© JUNGE FREIHEIT Verlag GmbH & Co. www.jungefreiheit.de 17/06 21. April 2006

Zeitschriftenkritik: Der schwarze Brief
Mit Herzblut geschrieben
Jochen Schmitt

Der schwarze Brief ist ein wöchentlich erscheinender katholischer Hintergrund-Informationsdienst, der 1966 für den Klerus gegründet wurde. Der Titel erinnert an die Zeiten, in denen man Priester aufgrund ihrer schwarzen Soutane eindeutig zuordnen konnte. Heute dürfte die Geistlichkeit nur noch einen marginalen Teil der Leserschaft ausmachen.

Die Zeitschrift besteht immer aus vier Seiten "Informationen aus Kirche und Politik" - so auch der Untertitel - und zwei Beilagen. Das "Sonderblatt Verkündigung" bietet stets eine Auslegung des Sonntagsevangeliums aus dem Nachlaß des verstorbenen Afrika-Missionars und glaubenstreuen Publizisten Franz Gypkens, der für seine klaren Worte bekannt ist. Im "Sonderblatt Notizen" bringt der Herausgeber, Chefredakteur und Verleger Claus Peter Clausen aktuelle politische und religiöse Meldungen oder auch Kommentare zu grundsätzlichen Themen wie dem Darwinismus.

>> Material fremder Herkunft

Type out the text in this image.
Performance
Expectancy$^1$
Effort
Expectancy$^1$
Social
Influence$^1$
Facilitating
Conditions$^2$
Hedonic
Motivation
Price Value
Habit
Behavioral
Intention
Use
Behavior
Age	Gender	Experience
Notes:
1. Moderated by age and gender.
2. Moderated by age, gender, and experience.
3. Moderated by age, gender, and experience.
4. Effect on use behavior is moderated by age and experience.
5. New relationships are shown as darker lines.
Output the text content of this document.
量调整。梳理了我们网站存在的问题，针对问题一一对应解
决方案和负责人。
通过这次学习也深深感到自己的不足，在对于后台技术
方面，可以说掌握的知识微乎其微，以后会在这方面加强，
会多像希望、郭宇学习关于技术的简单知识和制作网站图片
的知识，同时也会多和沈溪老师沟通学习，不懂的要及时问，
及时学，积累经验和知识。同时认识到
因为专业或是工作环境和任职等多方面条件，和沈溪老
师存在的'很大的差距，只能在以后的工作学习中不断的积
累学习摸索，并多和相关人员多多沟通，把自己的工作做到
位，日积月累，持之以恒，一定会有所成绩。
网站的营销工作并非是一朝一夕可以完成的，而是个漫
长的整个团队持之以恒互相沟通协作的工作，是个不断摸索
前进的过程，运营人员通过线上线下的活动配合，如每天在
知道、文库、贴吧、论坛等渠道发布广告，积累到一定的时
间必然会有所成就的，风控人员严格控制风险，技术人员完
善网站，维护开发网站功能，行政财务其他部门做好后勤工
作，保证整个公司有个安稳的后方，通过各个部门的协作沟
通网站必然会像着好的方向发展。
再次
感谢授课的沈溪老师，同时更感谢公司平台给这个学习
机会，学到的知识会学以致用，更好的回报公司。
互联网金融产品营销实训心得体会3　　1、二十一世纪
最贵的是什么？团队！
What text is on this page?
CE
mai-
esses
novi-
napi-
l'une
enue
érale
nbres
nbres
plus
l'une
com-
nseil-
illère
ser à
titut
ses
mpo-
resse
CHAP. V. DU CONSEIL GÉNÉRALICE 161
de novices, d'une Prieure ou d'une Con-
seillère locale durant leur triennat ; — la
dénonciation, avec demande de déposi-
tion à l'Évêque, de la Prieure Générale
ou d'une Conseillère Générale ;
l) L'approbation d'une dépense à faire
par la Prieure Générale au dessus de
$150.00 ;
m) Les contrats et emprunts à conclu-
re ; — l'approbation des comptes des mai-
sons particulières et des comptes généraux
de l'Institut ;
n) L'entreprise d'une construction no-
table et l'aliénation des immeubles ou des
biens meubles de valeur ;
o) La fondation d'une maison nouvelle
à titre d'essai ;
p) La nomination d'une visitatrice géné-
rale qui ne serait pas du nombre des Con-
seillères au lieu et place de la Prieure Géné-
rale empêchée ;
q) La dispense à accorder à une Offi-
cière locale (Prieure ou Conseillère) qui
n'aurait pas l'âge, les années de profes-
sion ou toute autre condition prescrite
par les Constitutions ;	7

Die kirchliche Linie des Schwarzen Briefs kann als konservativ und traditionsverbunden bezeichnen werden, wobei das Zweite Vatikanum nicht abgelehnt wird. Positiv fällt auf, daß Informationen gebracht werden, die in anderen Publikationen eher unter den Tisch fallen. So wird über gravierende Mißstände im Umfeld der populären, aber kirchlich nicht anerkannten Marienerscheinungen von Medjugorje berichtet. Der oft etwas polemische Stil bei einem derartig sensiblen Thema führte schon zu erbosten Abokündigungen, weil sich viele gläubige Katholiken angesichts der geistig-religiösen Not unserer Tage fest an vermeintliche Seher und deren "Schauungen" klammern. Die Unterscheidung der Geister gelingt der Redaktion leider nicht immer, obwohl in fast jeder Ausgabe über irgendwelche "Privatoffenbarungen" berichtet wird. Der schwarze Brief polarisiert häufig, weil die kirchenpolitischen Texte meist mit allzuviel Herzblut geschrieben sind. Etwas mehr Sachlichkeit wäre angemessener, zumal die Redaktion manche Spekulation im nachhinein richtigstellen mußte.

Politisch ist der Schwarze Brief ebenfalls "schwarz". Er gehört zum heute kaum noch vorhandenen konservativen Rand der Union, zu den von der ausgebliebenen geistig-moralischen Wende Helmut Kohls Enttäuschten. Die Regierung Merkel und insbesondere die Kanzlerin selbst werden daher in den kommentierenden Anmerkungen sehr negativ beurteilt. Deutlich wird die politische Grundhaltung auch am Vokabular, denn sozialdemokratische Ideen und Konzepte werden häufig als "sozialistisch" bezeichnet. Ferner finden sich des öfteren polemische Bemerkungen über die DGB-Gewerkschaften, während die christlichen Gewerkschaften unerwähnt bleiben.

Der Herausgeber Claus Peter Clausen war lange Zeit selbst im vorpolitischen Bereich aktiv und hat sich hier große Verdienste erworben. Gemeinsam mit dem Fernsehjournalisten und Moderator Gerhard Löwenthal, der Clausens politische Standfestigkeit in öffentlichen Kontroversen schätzte, hat er die Aktion "Hilferufe von drüben" auf Vereinsebene weitergeführt und eine gleichnamige Zeitschrift ediert, nachdem die Sendereihe als Teil des ZDF-Magazins abgesetzt worden war. 

Anschrift: Verlag Claus Peter Clausen, Lange Straße 30 a, 59523 Lippstadt, Jahresabo: 120 Euro.